Several stories stand out in my mind from the time I studied with him. When a musical colleague in the department had a child, Dr. Lateef reached out with a practical, thoughtful gift – JCPenney towels – something which any parent can never have too much of. As a teaching assistant for African American Music 101, I observed him speak to a room full of perhaps 200 students, most of whom had no idea who he was and who often left in the middle of class. The department never seemed to be able to provide him with a needed microphone, yet he continued to deliver eloquent lectures, playing records for the class, including his own, and telling the stories of the music he lived and breathed, like the time he made hot chocolate for John Coltrane. In private instruction, he was always gentle in his critiques, and trusted his students to seek the knowledge they needed at that particular time. His presence commanded respect and inspired those around him.
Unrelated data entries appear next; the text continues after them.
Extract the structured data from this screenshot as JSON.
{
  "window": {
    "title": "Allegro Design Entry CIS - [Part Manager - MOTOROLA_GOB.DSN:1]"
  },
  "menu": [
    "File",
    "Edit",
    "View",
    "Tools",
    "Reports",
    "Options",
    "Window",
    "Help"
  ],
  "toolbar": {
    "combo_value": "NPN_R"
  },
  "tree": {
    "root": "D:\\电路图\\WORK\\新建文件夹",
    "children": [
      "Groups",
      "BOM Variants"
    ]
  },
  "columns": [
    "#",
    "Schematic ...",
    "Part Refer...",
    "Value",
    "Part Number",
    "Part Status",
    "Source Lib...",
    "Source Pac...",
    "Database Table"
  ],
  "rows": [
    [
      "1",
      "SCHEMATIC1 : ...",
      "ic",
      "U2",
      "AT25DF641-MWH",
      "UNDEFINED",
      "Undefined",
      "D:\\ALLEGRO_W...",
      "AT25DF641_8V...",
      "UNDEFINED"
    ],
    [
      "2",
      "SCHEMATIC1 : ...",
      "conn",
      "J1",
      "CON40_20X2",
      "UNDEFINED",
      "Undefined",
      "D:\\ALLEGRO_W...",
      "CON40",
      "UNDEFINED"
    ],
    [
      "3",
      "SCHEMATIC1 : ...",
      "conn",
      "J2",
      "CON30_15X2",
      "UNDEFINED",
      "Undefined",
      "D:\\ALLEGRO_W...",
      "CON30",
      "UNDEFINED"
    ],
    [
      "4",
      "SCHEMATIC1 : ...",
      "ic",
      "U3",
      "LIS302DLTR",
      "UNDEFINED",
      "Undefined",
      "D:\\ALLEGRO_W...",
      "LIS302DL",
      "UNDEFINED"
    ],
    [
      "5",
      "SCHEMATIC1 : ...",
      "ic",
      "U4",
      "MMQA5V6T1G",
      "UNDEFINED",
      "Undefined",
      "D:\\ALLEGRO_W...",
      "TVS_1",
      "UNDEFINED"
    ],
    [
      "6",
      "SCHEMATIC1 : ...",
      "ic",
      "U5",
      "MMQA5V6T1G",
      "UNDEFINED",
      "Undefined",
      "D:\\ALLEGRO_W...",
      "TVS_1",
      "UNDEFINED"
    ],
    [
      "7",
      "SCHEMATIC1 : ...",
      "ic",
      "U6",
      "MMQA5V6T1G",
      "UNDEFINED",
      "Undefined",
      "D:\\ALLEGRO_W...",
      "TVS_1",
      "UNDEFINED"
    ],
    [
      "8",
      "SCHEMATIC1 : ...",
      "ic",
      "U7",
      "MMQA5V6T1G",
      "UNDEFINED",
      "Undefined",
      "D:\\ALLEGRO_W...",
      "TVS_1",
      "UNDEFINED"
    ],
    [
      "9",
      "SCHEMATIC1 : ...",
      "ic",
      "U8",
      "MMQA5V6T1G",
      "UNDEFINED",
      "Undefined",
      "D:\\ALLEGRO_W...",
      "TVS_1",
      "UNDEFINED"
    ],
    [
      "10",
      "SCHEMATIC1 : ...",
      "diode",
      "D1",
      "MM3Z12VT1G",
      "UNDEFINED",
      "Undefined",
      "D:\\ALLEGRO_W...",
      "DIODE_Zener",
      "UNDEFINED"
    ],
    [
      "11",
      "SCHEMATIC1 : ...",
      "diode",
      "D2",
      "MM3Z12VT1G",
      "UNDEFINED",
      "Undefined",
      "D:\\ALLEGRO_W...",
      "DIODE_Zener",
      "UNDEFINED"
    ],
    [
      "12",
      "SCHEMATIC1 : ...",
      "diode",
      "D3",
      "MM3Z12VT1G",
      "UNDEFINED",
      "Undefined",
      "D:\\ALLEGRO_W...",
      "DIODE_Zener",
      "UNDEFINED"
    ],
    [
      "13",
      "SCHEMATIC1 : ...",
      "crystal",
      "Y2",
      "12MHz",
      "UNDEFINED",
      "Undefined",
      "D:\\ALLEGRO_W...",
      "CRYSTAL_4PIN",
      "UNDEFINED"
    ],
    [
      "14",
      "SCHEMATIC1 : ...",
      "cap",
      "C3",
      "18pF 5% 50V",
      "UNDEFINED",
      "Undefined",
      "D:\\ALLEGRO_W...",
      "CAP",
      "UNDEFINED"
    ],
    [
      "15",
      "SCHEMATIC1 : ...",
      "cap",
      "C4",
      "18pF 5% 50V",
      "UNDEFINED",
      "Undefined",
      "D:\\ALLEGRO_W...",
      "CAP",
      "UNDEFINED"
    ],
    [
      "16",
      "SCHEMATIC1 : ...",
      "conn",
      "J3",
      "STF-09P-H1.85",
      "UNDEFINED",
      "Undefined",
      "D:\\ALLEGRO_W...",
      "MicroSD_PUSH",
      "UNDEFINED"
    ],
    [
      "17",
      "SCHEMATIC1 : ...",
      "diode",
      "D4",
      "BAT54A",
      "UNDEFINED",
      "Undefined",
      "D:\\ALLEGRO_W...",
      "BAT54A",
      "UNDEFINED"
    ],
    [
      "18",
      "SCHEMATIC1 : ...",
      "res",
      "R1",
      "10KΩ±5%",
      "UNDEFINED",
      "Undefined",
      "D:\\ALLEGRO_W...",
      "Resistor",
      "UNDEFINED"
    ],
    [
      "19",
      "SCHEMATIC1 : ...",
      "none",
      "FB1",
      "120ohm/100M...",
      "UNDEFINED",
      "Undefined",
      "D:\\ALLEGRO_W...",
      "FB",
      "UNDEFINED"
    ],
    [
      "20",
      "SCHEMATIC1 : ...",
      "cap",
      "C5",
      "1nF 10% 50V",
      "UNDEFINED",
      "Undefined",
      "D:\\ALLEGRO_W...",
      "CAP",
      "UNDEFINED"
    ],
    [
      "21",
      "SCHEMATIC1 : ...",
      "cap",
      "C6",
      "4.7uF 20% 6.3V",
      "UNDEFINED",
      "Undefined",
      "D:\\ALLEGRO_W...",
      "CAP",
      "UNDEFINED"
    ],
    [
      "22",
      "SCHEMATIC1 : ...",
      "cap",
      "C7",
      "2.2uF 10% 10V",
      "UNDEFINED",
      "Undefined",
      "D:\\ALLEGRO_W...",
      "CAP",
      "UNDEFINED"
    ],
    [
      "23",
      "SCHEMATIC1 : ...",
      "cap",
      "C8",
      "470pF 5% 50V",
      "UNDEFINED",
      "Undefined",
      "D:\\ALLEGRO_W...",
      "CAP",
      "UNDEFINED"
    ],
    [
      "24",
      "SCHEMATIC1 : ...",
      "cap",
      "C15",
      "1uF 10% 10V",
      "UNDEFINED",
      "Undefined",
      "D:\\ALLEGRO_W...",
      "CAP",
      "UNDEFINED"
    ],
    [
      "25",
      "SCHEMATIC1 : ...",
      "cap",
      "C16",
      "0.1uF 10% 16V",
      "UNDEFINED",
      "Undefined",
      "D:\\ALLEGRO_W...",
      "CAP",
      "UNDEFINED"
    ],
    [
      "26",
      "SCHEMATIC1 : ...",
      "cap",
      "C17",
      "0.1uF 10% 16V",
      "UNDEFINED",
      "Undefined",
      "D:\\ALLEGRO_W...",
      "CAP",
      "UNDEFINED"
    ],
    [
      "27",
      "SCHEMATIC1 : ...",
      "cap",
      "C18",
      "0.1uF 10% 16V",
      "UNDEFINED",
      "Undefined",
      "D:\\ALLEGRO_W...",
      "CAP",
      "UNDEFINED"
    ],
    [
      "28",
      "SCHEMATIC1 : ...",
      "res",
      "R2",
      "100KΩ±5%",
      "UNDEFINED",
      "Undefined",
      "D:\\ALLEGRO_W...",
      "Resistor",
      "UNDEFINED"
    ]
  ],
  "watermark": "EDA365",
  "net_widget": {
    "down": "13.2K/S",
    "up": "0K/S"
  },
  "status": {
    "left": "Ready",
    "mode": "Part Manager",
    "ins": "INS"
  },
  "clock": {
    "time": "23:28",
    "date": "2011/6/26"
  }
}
It took me some time to process, but one particular lesson that Dr. Lateef taught me changed my whole direction and approach to music. Like many young students of “jazz”, I’d brought him a recording of three standards including Body and Soul. I was focused on replicating the tradition and eager for acknowledgement. Without disparaging the playing, he spoke philosophically about the music. Instead of taking a tradition from decades ago and trying to find myself in it, I needed to find my own voice – even if my audience might be small. I began to realize that true respect for the great music that came before us lies in the path to finding authenticity of expression.
The idea of having one’s own voice is often discussed. But what strikes me now, with Dr. Lateef’s passing, is that in order to have one’s own voice you really have to know yourself. It isn’t just choosing a series of sounds and textures and piecing them together. It comes from being willing to look deeply at our flaws, sit with the sometimes terrifying range of emotions that we experience as human beings, and practice compassion toward others and toward ourselves. It’s a lifelong process to commit to over and over again.
It is no easy task to do so in a world where the business of music eviscerates the ego and often pits fellow artists against each other. To wake each day and keep writing and playing when we are often not recognized or compensated for our work requires the kind of bravery that at its heart recognizes that we aren’t just doing this for ourselves.
Every now and then in the music building, I would see Dr. Lateef walk to the soda machine for a Sprite. I remember that he also liked Jolly Ranchers. These little things made me realize that despite his incredible talent and achievements, he was a fellow human being – and one that maybe had a bit of a sweet tooth.
It’s too easy to put people who have touched us deeply with their beauty into a place where their legacy seems unattainable and in doing so dismiss an opportunity to take a close look inward. Perhaps the most important way we can honor Brother Yusef is to strive to attain the same depth and beauty of spirit as people as we strive for in our music.